CSSE 290: Cognitive Computing
Rose-Hulman Institute of Technology
Computer Science Department
Spring 2015/16

Course Description

In this course, we get a chance to train and explore IBM's Watson. Watson is a question-answering system that advanced the state of the art of AI by several orders of magnitude and is a harbinger of things to come. It is an example of fine engineering and is considered a modern engineering marvel. IBM is arguing that this sort of technology will lead to cognitive assistants; software that intelligently processes high-level information. In this course, we will:
  1. develop an application that at its heart uses IBM's Watson question-answering technology,
  2. train an instance of Watson.
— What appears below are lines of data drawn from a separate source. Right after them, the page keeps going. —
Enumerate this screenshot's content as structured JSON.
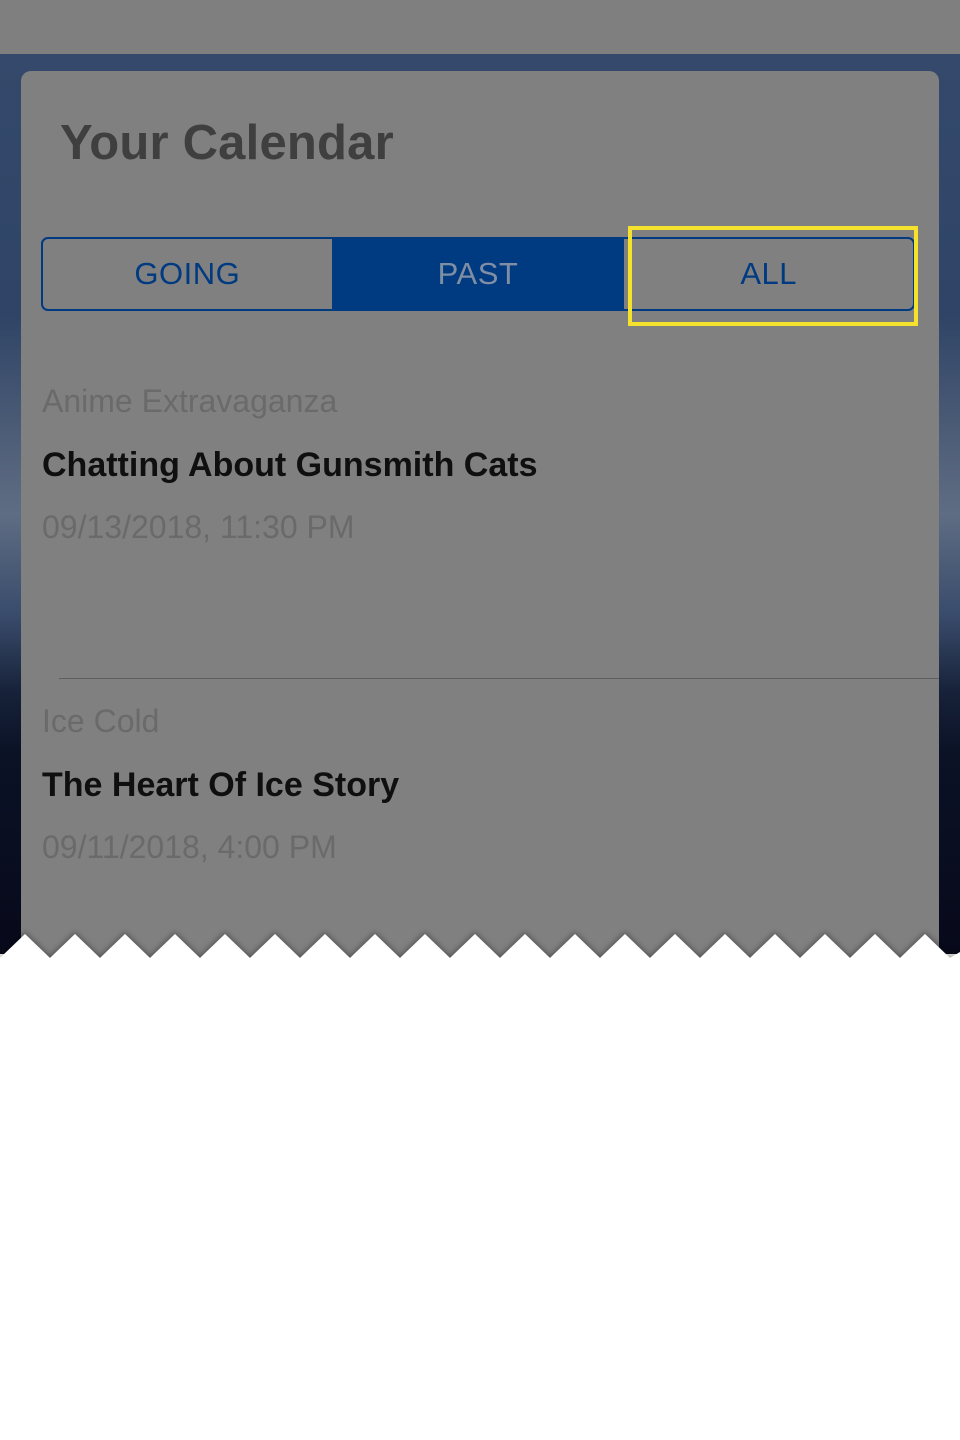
{
  "calendar": {
    "title": "Your Calendar",
    "tabs": [
      {
        "label": "GOING",
        "active": false
      },
      {
        "label": "PAST",
        "active": true
      },
      {
        "label": "ALL",
        "active": false
      }
    ],
    "events": [
      {
        "organizer": "Anime Extravaganza",
        "title": "Chatting About Gunsmith Cats",
        "datetime": "09/13/2018, 11:30 PM"
      },
      {
        "organizer": "Ice Cold",
        "title": "The Heart Of Ice Story",
        "datetime": "09/11/2018, 4:00 PM"
      }
    ]
  },
  "colors": {
    "accent": "#003a80",
    "highlight": "#f4e22d",
    "overlay": "#808080"
  }
}
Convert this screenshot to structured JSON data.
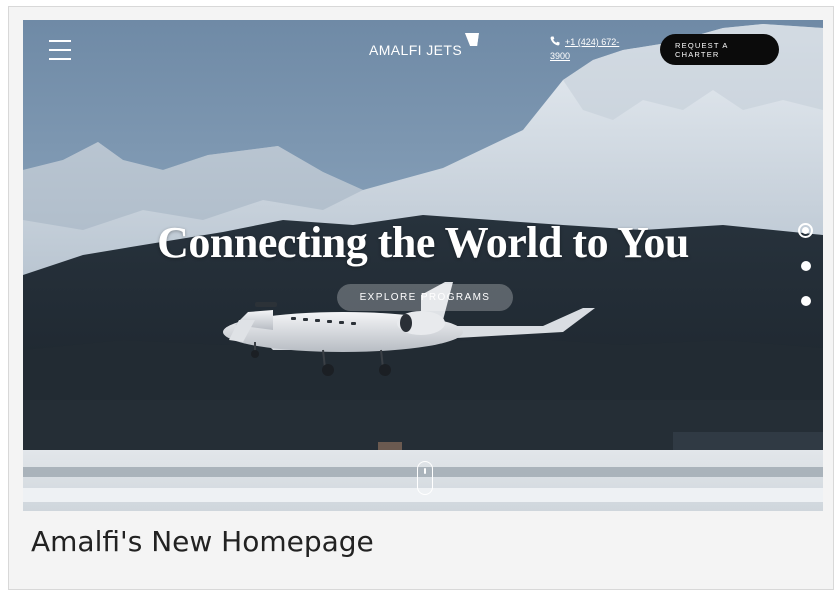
{
  "header": {
    "menu_icon": "hamburger-menu-icon",
    "logo_text": "AMALFI JETS",
    "logo_icon": "triangle-logo-mark",
    "phone_icon": "phone-icon",
    "phone_line1": "+1 (424) 672-",
    "phone_line2": "3900",
    "cta_line1": "REQUEST A",
    "cta_line2": "CHARTER"
  },
  "hero": {
    "headline": "Connecting the World to You",
    "explore_label": "EXPLORE PROGRAMS",
    "background_description_icon": "private-jet-over-snowy-mountains",
    "slides": [
      "slide-1",
      "slide-2",
      "slide-3"
    ],
    "active_slide": 0,
    "scroll_icon": "mouse-scroll-icon"
  },
  "caption": {
    "text": "Amalfi's New Homepage"
  },
  "colors": {
    "cta_background": "#0b0b0b",
    "text_light": "#ffffff",
    "caption_text": "#222222"
  }
}
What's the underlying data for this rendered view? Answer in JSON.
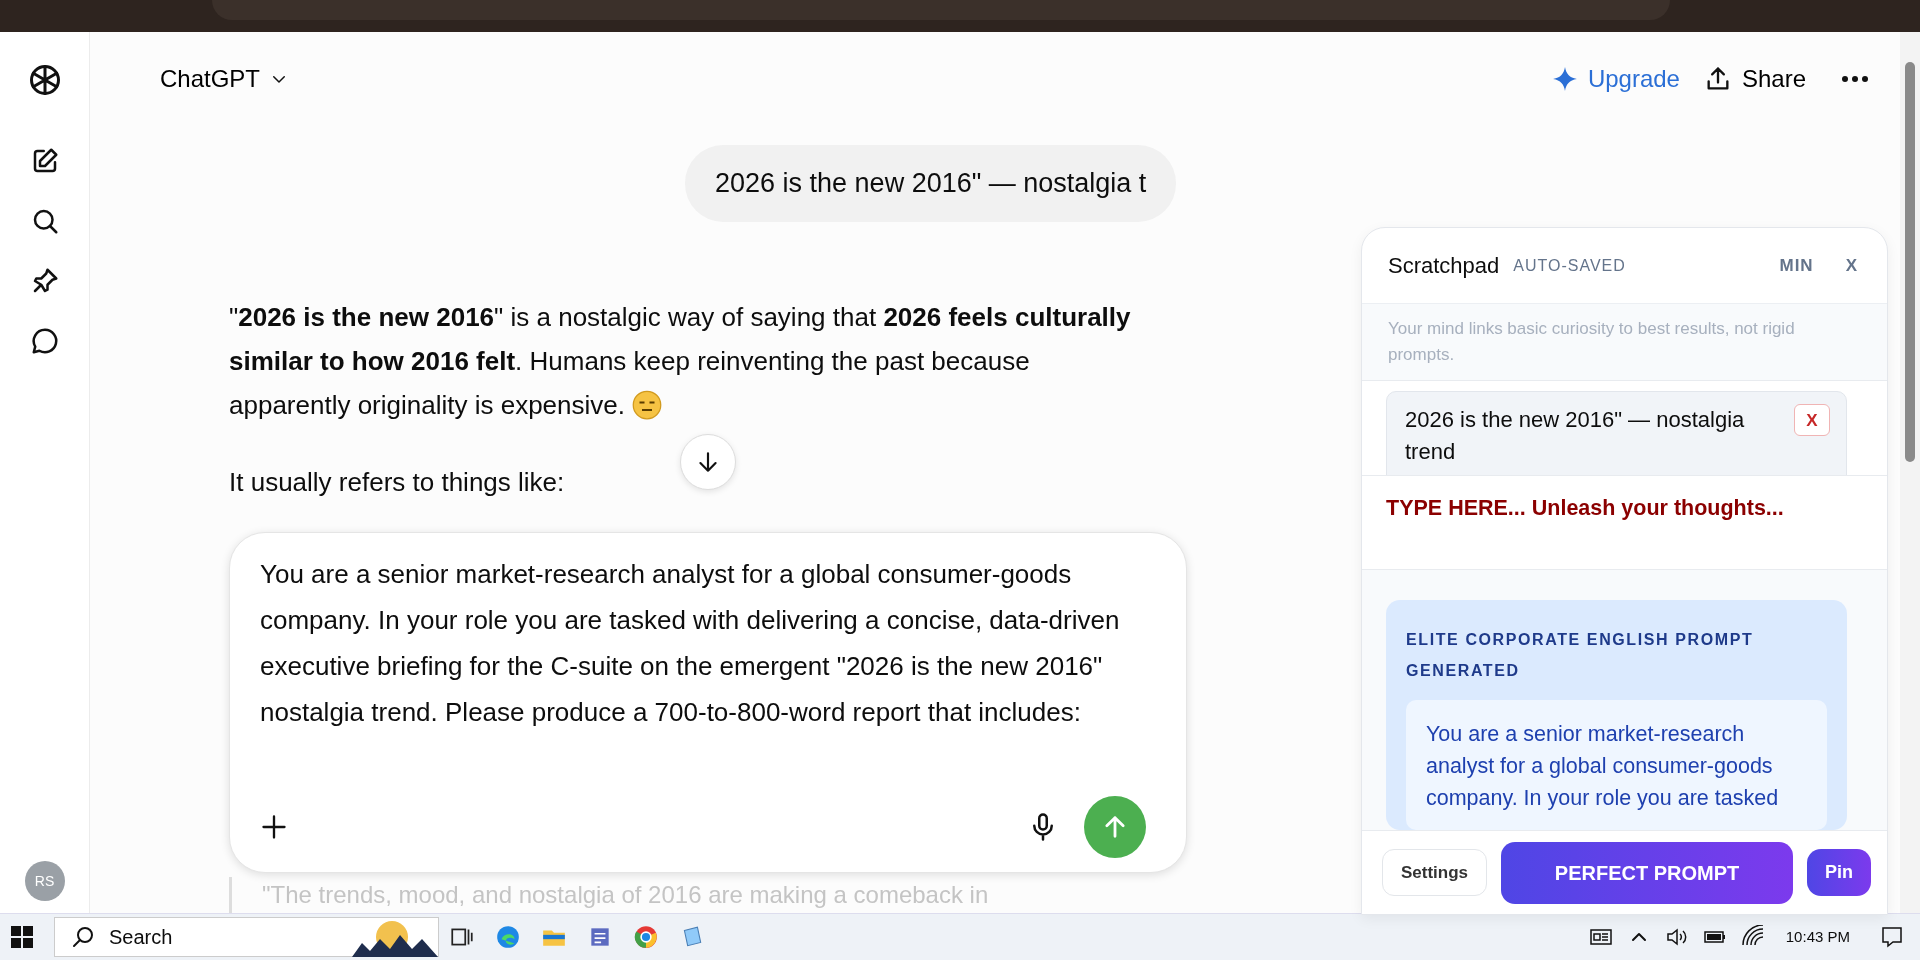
{
  "sidebar": {
    "avatar": "RS"
  },
  "header": {
    "title": "ChatGPT",
    "actions": [
      {
        "kind": "upgrade",
        "label": "Upgrade"
      },
      {
        "kind": "share",
        "label": "Share"
      }
    ]
  },
  "chat": {
    "user_message": "2026 is the new 2016\" — nostalgia t",
    "answer": [
      "\"**2026 is the new 2016**\" is a nostalgic way of saying that **2026 feels culturally similar to how 2016 felt**. Humans keep reinventing the past because apparently originality is expensive.",
      "It usually refers to things like:"
    ],
    "composer": {
      "value": "You are a senior market-research analyst for a global consumer-goods company. In your role you are tasked with delivering a concise, data-driven executive briefing for the C-suite on the emergent \"2026 is the new 2016\" nostalgia trend. Please produce a 700-to-800-word report that includes:"
    },
    "quote": "\"The trends, mood, and nostalgia of 2016 are making a comeback in"
  },
  "scratchpad": {
    "title": "Scratchpad",
    "status": "AUTO-SAVED",
    "minimize": "MIN",
    "close": "X",
    "hint": "Your mind links basic curiosity to best results, not rigid prompts.",
    "notes": [
      {
        "text": "2026 is the new 2016\" — nostalgia trend",
        "remove": "X"
      }
    ],
    "input": {
      "placeholder": "TYPE HERE... Unleash your thoughts..."
    },
    "result": {
      "heading": "ELITE CORPORATE ENGLISH PROMPT GENERATED",
      "text": "You are a senior market-research analyst for a global consumer-goods company. In your role you are tasked"
    },
    "buttons": [
      {
        "kind": "secondary",
        "label": "Settings"
      },
      {
        "kind": "primary",
        "label": "PERFECT PROMPT"
      },
      {
        "kind": "pin",
        "label": "Pin"
      }
    ]
  },
  "taskbar": {
    "search": "Search",
    "time": "10:43 PM"
  }
}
This requires developing about 1200 question-answer pairs for a domain of our choosing,
  3. study several ways with which entrepreneurs determine potentially successful products,
  4. research and propose a potentially successful application,
  5. use a recruitment approach to select a domain for training,
  6. use the innovation canvas to justify an application,
  7. learn about the process of taking a product to market,
  8. learn about the underlying technology and techniques of IBM Watson, and
  9. assess the current state of the art in Cognitive Systems and develop an intuition about its future direction.

Prerequisites

CSSE 230 and junior standing

Outcomes

Students who successfully complete this course should be able to:
  1. Develop applications for Watson.
  2. Develop potentially successful applications in Cognitive Computing.
  3. Explain the architecture of Watson.
  4. Evaluate future directions of Cognitive Computing.
  5. Use the Innovation Canvas to justify potentially successful products.
  6. Explain various ways in which to develop a product idea.
  7. Explain the process of taking a product to market.

Instructor

Schedule

Assessment

The following assignments will be given in this course and used to assess the course objectives as indicated in the assessment matrix.
  1. Slides, presentation and write-up justifying a project idea.
  2. Slides, presentation and write-up of a project proposal (several rounds, recruitment).
  3. Presentation of ways in which innovators/artists develop an idea.
  4. Training data and training of our instance of Watson.
  5. Project software.
  6. Documentation of project through a technical paper, a slide presentation and a videotaped demo.
  7. Reviews of papers, videos and presentations about Watson and Cognitive Computing.
  8. Take-home final justifying the future of Cognitive Systems.
  9. Review of class presentations about the process of taking a product to market.
  10. Participation in class discussions.

Grading

ComponentWeight
Project proposal process20%
Project and documentation50%
Presentations, Reviews20%
Take-home final5%
Class participation5%

Citizenship

The success of this course depends on your active participation in class. Please come to class prepared and do things that contribute to your learning and that of others.

Academic Integrity

See the departmental statement on academic honesty.